Tonic Fabricate handles this through Live Connect, which connects to a live data source and generates data that reflects its real schemas and distributions. A common use is expanding a small sample into a large, referentially intact dataset: point Fabricate at a modest slice of a real database and have it generate a far larger set that keeps the same shape, so you can load-test or populate a full environment without ever moving production rows. Because the output is generated rather than masked, it carries no real records — the realism comes from the model of the data, not the data itself. The implementation detail of connecting and configuring a source lives in the Live Connect documentation. This is the practical answer to generating synthetic data from an existing database when production-like structure matters but production access doesn't.
Mock data, synthetic APIs, and keeping PII out of lower environments
The same generation that fills a database can also stand up the services around it, which matters when the thing you need to test against isn't a table but an API. Frontend and backend teams routinely block on data that doesn't exist yet or services that aren't ready, and mock data and synthetic APIs clear both at once. Tonic Fabricate generates data and the mock APIs that serve it, so a team can test against realistic responses without waiting on a live service to come online.
The practical uses cluster into a few patterns:
- Mock data for development. Realistic generated datasets let teams build and test before any real data is available.
- Synthetic APIs for integration and edge-case testing. Functional mock endpoints return realistic responses — including the error and boundary cases a live service won't reliably produce on demand — so integration tests can cover paths that are hard to trigger otherwise.

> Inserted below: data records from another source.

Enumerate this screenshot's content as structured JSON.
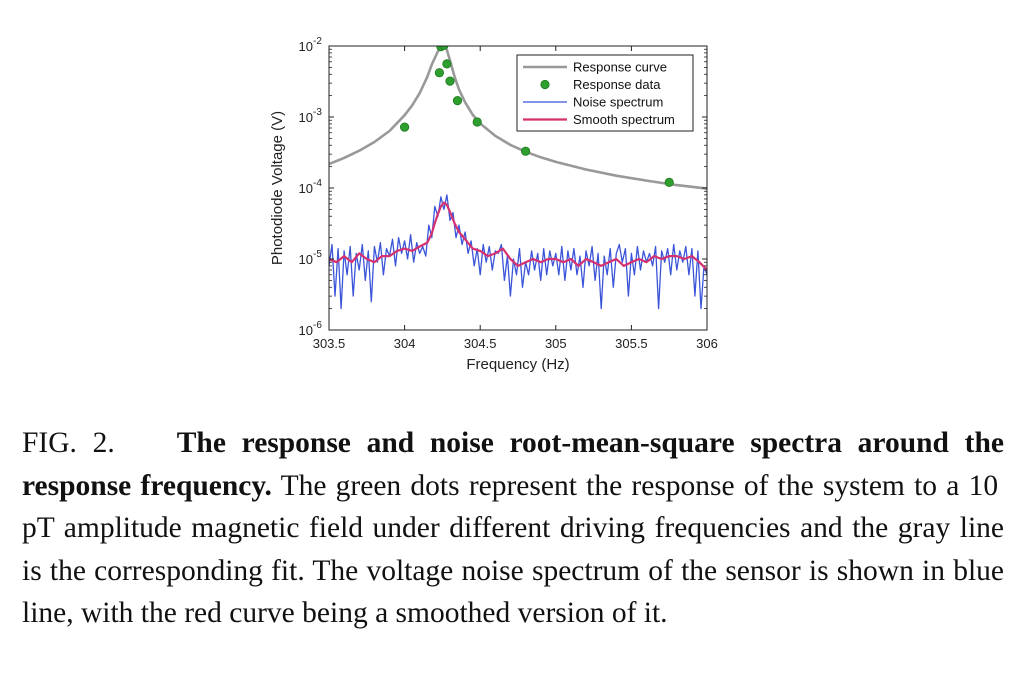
{
  "chart_data": {
    "type": "line",
    "title": "",
    "xlabel": "Frequency (Hz)",
    "ylabel": "Photodiode Voltage (V)",
    "xlim": [
      303.5,
      306
    ],
    "ylim": [
      1e-06,
      0.01
    ],
    "yscale": "log",
    "x_ticks": [
      303.5,
      304,
      304.5,
      305,
      305.5,
      306
    ],
    "x_tick_labels": [
      "303.5",
      "304",
      "304.5",
      "305",
      "305.5",
      "306"
    ],
    "y_ticks": [
      1e-06,
      1e-05,
      0.0001,
      0.001,
      0.01
    ],
    "y_tick_labels": [
      {
        "base": "10",
        "exp": "-6"
      },
      {
        "base": "10",
        "exp": "-5"
      },
      {
        "base": "10",
        "exp": "-4"
      },
      {
        "base": "10",
        "exp": "-3"
      },
      {
        "base": "10",
        "exp": "-2"
      }
    ],
    "grid": false,
    "legend_position": "top-right",
    "series": [
      {
        "name": "Response curve",
        "kind": "line",
        "color": "#999999",
        "x": [
          303.5,
          303.6,
          303.7,
          303.8,
          303.9,
          304.0,
          304.05,
          304.1,
          304.15,
          304.18,
          304.2,
          304.22,
          304.24,
          304.25,
          304.26,
          304.27,
          304.28,
          304.3,
          304.33,
          304.36,
          304.4,
          304.45,
          304.5,
          304.6,
          304.7,
          304.8,
          304.9,
          305.0,
          305.2,
          305.4,
          305.6,
          305.8,
          306.0
        ],
        "y": [
          0.000218,
          0.000265,
          0.000335,
          0.000445,
          0.000635,
          0.00106,
          0.00146,
          0.00217,
          0.00368,
          0.00548,
          0.00678,
          0.00841,
          0.00958,
          0.00992,
          0.00993,
          0.00962,
          0.00878,
          0.00625,
          0.00373,
          0.00244,
          0.00161,
          0.00108,
          0.00081,
          0.000541,
          0.000405,
          0.000325,
          0.000271,
          0.000233,
          0.000182,
          0.000149,
          0.000127,
          0.00011,
          9.8e-05
        ]
      },
      {
        "name": "Response data",
        "kind": "scatter",
        "color": "#2e9e2e",
        "x": [
          304.0,
          304.23,
          304.24,
          304.26,
          304.28,
          304.3,
          304.35,
          304.48,
          304.8,
          305.75
        ],
        "y": [
          0.00072,
          0.0042,
          0.0098,
          0.0102,
          0.0056,
          0.0032,
          0.0017,
          0.00085,
          0.00033,
          0.00012
        ]
      },
      {
        "name": "Noise spectrum",
        "kind": "line",
        "color": "#3b55d9",
        "x": [
          303.5,
          303.52,
          303.54,
          303.56,
          303.58,
          303.6,
          303.62,
          303.64,
          303.66,
          303.68,
          303.7,
          303.72,
          303.74,
          303.76,
          303.78,
          303.8,
          303.82,
          303.84,
          303.86,
          303.88,
          303.9,
          303.92,
          303.94,
          303.96,
          303.98,
          304.0,
          304.02,
          304.04,
          304.06,
          304.08,
          304.1,
          304.12,
          304.14,
          304.16,
          304.18,
          304.2,
          304.22,
          304.24,
          304.26,
          304.28,
          304.3,
          304.32,
          304.34,
          304.36,
          304.38,
          304.4,
          304.42,
          304.44,
          304.46,
          304.48,
          304.5,
          304.52,
          304.54,
          304.56,
          304.58,
          304.6,
          304.62,
          304.64,
          304.66,
          304.68,
          304.7,
          304.72,
          304.74,
          304.76,
          304.78,
          304.8,
          304.82,
          304.84,
          304.86,
          304.88,
          304.9,
          304.92,
          304.94,
          304.96,
          304.98,
          305.0,
          305.02,
          305.04,
          305.06,
          305.08,
          305.1,
          305.12,
          305.14,
          305.16,
          305.18,
          305.2,
          305.22,
          305.24,
          305.26,
          305.28,
          305.3,
          305.32,
          305.34,
          305.36,
          305.38,
          305.4,
          305.42,
          305.44,
          305.46,
          305.48,
          305.5,
          305.52,
          305.54,
          305.56,
          305.58,
          305.6,
          305.62,
          305.64,
          305.66,
          305.68,
          305.7,
          305.72,
          305.74,
          305.76,
          305.78,
          305.8,
          305.82,
          305.84,
          305.86,
          305.88,
          305.9,
          305.92,
          305.94,
          305.96,
          305.98,
          306.0
        ],
        "y": [
          8e-06,
          1.6e-05,
          3e-06,
          1.4e-05,
          2e-06,
          1.3e-05,
          6e-06,
          1.5e-05,
          3e-06,
          1.2e-05,
          7e-06,
          1.6e-05,
          5e-06,
          1.3e-05,
          2.5e-06,
          1.5e-05,
          9e-06,
          1.7e-05,
          6e-06,
          1.4e-05,
          1.1e-05,
          1.9e-05,
          8e-06,
          2e-05,
          1.2e-05,
          1.8e-05,
          1e-05,
          2.2e-05,
          9e-06,
          1.7e-05,
          1.2e-05,
          1.5e-05,
          1.1e-05,
          3e-05,
          2e-05,
          5.5e-05,
          4e-05,
          7.5e-05,
          5e-05,
          8e-05,
          3.5e-05,
          4.5e-05,
          2e-05,
          3e-05,
          1.6e-05,
          2.4e-05,
          1.2e-05,
          1.8e-05,
          8e-06,
          1.4e-05,
          6e-06,
          1.6e-05,
          9e-06,
          1.5e-05,
          7e-06,
          1.3e-05,
          1.2e-05,
          1.6e-05,
          5e-06,
          1.1e-05,
          3e-06,
          1e-05,
          6e-06,
          1.4e-05,
          4e-06,
          9e-06,
          6e-06,
          1.3e-05,
          7e-06,
          1.2e-05,
          5e-06,
          1.4e-05,
          6e-06,
          1.3e-05,
          8e-06,
          1.2e-05,
          6e-06,
          1.5e-05,
          5e-06,
          1.3e-05,
          7e-06,
          1.4e-05,
          6e-06,
          1.1e-05,
          4e-06,
          1.3e-05,
          8e-06,
          1.5e-05,
          5e-06,
          1.2e-05,
          2e-06,
          1.1e-05,
          6e-06,
          1.4e-05,
          4e-06,
          1.2e-05,
          1.6e-05,
          9e-06,
          1.4e-05,
          3e-06,
          1.2e-05,
          6e-06,
          1.5e-05,
          7e-06,
          1.3e-05,
          9e-06,
          1.2e-05,
          8e-06,
          1.5e-05,
          2e-06,
          1.3e-05,
          9e-06,
          1.4e-05,
          6e-06,
          1.6e-05,
          7e-06,
          1.3e-05,
          9e-06,
          1.5e-05,
          6e-06,
          1.4e-05,
          3e-06,
          1.3e-05,
          2e-06,
          8e-06,
          6e-06
        ]
      },
      {
        "name": "Smooth spectrum",
        "kind": "line",
        "color": "#d6306e",
        "x": [
          303.5,
          303.55,
          303.6,
          303.65,
          303.7,
          303.75,
          303.8,
          303.85,
          303.9,
          303.95,
          304.0,
          304.05,
          304.1,
          304.15,
          304.18,
          304.2,
          304.22,
          304.24,
          304.26,
          304.28,
          304.3,
          304.33,
          304.36,
          304.4,
          304.45,
          304.5,
          304.55,
          304.6,
          304.65,
          304.7,
          304.75,
          304.8,
          304.85,
          304.9,
          304.95,
          305.0,
          305.05,
          305.1,
          305.15,
          305.2,
          305.25,
          305.3,
          305.35,
          305.4,
          305.45,
          305.5,
          305.55,
          305.6,
          305.65,
          305.7,
          305.75,
          305.8,
          305.85,
          305.9,
          305.95,
          306.0
        ],
        "y": [
          1e-05,
          9e-06,
          1.1e-05,
          9e-06,
          1.2e-05,
          1e-05,
          9e-06,
          1.1e-05,
          1.1e-05,
          1.3e-05,
          1.4e-05,
          1.3e-05,
          1.5e-05,
          1.7e-05,
          2.3e-05,
          3.2e-05,
          4.3e-05,
          5.5e-05,
          6.2e-05,
          5.8e-05,
          4.6e-05,
          3.2e-05,
          2.4e-05,
          1.9e-05,
          1.4e-05,
          1.3e-05,
          1.1e-05,
          1.2e-05,
          1.4e-05,
          1e-05,
          8e-06,
          9e-06,
          1e-05,
          9e-06,
          1e-05,
          1e-05,
          9e-06,
          1e-05,
          8e-06,
          1e-05,
          9e-06,
          8e-06,
          9e-06,
          1e-05,
          8e-06,
          9e-06,
          1e-05,
          9e-06,
          1.1e-05,
          1e-05,
          1.1e-05,
          1.1e-05,
          1e-05,
          1.1e-05,
          9e-06,
          7e-06
        ]
      }
    ]
  },
  "caption": {
    "label": "FIG. 2.",
    "bold": "The response and noise root-mean-square spectra around the response frequency.",
    "text": " The green dots represent the response of the system to a 10 pT amplitude magnetic field under different driving frequencies and the gray line is the corresponding fit. The voltage noise spectrum of the sensor is shown in blue line, with the red curve being a smoothed version of it."
  }
}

Underneath all of this sits the reason to do any of it: keeping PII and PHI out of dev, staging, and QA entirely. Generated data is privacy-safe at the root because it uses no real records, so there is no sensitive data to leak and no re-identification risk to manage. De-identification can also make production data safe to test with, but it has to be done carefully — transform too little and residual re-identification risk in de-identified data remains, which is the failure mode generation avoids entirely by never touching a real record.